Er hat die unterschiedlichen Berufsgruppen nach Anforderungsniveau (1 bis 4) nach dem Muster der Bundesagentur für Arbeit genutzt, sie nach den größten deutschen Städten ausgewertet und die beiden höchsten Anforderungsprofile grafisch in Beziehung zur regionalen Arbeitslosenquote gesetzt.

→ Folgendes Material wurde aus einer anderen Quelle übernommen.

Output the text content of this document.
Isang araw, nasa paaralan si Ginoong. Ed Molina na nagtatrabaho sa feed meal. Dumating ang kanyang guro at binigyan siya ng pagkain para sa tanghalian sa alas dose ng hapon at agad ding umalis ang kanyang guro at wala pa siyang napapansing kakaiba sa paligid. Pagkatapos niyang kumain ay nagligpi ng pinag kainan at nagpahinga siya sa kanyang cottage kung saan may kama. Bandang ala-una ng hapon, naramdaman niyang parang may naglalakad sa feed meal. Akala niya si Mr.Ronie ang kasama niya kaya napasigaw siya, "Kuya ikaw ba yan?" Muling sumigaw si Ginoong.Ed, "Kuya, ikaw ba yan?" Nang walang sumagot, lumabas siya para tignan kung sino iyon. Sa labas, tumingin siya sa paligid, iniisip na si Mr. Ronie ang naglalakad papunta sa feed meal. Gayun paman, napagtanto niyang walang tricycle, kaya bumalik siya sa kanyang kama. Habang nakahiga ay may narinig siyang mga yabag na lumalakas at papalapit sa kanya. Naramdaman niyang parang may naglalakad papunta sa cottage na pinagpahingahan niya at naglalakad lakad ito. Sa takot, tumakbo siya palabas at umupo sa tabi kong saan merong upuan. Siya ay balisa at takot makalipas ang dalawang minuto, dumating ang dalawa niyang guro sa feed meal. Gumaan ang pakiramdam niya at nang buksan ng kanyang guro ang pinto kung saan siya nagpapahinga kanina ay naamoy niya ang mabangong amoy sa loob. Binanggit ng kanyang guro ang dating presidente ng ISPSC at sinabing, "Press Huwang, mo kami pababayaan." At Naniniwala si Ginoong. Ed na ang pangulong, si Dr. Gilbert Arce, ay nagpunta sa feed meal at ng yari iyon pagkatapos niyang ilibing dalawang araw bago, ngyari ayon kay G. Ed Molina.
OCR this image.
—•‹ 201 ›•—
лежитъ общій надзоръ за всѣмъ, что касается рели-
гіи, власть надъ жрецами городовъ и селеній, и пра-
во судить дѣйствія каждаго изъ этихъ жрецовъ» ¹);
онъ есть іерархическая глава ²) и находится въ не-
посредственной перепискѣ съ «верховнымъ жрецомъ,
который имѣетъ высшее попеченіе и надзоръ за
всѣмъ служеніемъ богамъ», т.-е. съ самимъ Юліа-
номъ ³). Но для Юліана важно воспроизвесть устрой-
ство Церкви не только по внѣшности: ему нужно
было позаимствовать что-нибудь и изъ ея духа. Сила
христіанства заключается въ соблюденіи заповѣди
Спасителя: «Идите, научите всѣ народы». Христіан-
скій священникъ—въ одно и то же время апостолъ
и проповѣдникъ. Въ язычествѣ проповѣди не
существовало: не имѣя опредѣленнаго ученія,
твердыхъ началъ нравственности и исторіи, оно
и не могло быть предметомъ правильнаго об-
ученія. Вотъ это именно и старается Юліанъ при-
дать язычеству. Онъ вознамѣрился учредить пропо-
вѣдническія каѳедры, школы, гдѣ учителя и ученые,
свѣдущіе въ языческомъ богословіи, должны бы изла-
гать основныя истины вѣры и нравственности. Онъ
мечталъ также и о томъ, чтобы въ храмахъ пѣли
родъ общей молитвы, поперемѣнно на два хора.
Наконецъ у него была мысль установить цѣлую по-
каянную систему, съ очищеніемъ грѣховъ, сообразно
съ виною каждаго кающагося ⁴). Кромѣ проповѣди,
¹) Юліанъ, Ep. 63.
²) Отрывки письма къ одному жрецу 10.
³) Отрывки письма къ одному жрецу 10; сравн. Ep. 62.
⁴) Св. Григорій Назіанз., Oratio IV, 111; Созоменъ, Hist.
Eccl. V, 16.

Das Ergebnis sieht so aus:

Anteil der höchsten Anforderungsprofile in den Großstädten und Arbeitslosenquote im Diagramm. Grafik: BIAJ
Anteil der höchsten Anforderungsprofile in den Großstädten und Arbeitslosenquote im Diagramm. Grafik: BIAJ

Sein Kommentar: „Ein Vergleich des Anteils der sozialversicherungspflichtig Beschäftigten in Berufen mit einem Anforderungsniveau 3 Spezialist/Spezialistin) bzw. 4 (Experte/Expertin) der ausgeübten Tätigkeit (Klassifikation der Berufe 2010) mit den Arbeitslosenquoten in den 14 Großstädten in der Bundesrepublik Deutschland (ohne die Region Hannover) im Dezember 2017 zeigt: Je höher der Anteil der sozialversicherungspflichtig Beschäftigten, deren ausgeübte Tätigkeit dem Anforderungsniveau 3 (Spezialist/Spezialistin) bzw. 4 (Experte/Expertin) entspricht, je geringer ist die in der jeweiligen Großstadt registrierte Arbeitslosigkeit (Arbeitslosenquote).“

Wer Leipzig sucht, findet es unter den 14 Großstädten ziemlich genau in der Mitte: Mit einem mittleren Anteil von Experten und Spezialisten (31,4 Prozent) und einer ebenso im Vergleich mittleren Arbeitslosenquote. Dresden liegt rechts davon mit einer etwas besseren Arbeitslosenquote und noch mehr Experten und Spezialisten (35 Prozent). Die niedrigsten Arbeitslosenquoten haben Stuttgart und München. Sie haben mit 40,2 und 44 Prozent auch den höchsten Anteil hochqualifizierter Berufsverhältnisse.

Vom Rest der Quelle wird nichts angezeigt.